The crossing into different time zones brings the body’s clock into disharmony with the time zone of the end destination. In other words, the body suddenly experiences day and night that does not coordinate with the pattern it has become accustomed to. As a consequence, the cadence that determines when it is time to eat and to sleep as well as the regulation of hormonal processes and the gauging of the body’s temperature variants becomes inconsistent with the surrounding environment and with each other. Since the greatest possible disruption is approximately twelve hours, crossing the International Date Line does not add to the effects of jetlag.

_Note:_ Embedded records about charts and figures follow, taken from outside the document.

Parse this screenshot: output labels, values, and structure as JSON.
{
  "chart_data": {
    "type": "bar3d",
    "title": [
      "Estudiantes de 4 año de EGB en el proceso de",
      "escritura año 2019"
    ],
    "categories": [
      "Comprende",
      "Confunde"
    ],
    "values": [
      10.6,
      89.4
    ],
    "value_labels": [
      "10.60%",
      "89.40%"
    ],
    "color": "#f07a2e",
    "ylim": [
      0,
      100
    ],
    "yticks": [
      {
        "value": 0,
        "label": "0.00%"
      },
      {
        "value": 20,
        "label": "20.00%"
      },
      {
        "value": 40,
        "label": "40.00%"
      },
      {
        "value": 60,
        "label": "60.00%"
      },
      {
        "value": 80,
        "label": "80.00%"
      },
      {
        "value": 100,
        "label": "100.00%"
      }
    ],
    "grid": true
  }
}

The Most Often Reported Symptoms of Jetlag

The symptoms of jetlag vary from one person to another as does their severity and duration the following are the most common ones:

• Digestive problems that may lead to loss of appetite, nausea and irregularity of bowel movements.
Headaches, stuffiness of the sinuses and pain as well as general body aches.
• Disturbance of sleep patterns and insomnia which then cause weakness and fatigue.
• Mental disorientation, wooziness, irritability and easily triggered bouts of anger.
Depression and reduced energy.

Remedial Cures for Jetlag

The best and time proven cure for the symptoms of jetlag is to allow the body to do its own synchronizing in an effort to catch-up or to fall-back to the local time zone. Some say that melatonin, a hormone, speeds up this process but it has not yet been tested or approved by the U. S. Food and Drug Administration or by any other official agencies. Sildenafil (Viagra) has been tried on hamsters with a 50% rate of success but no human subjects have been tested and, therefore, sildenafil is not yet recognized as a remedy for the symptoms of jet lag.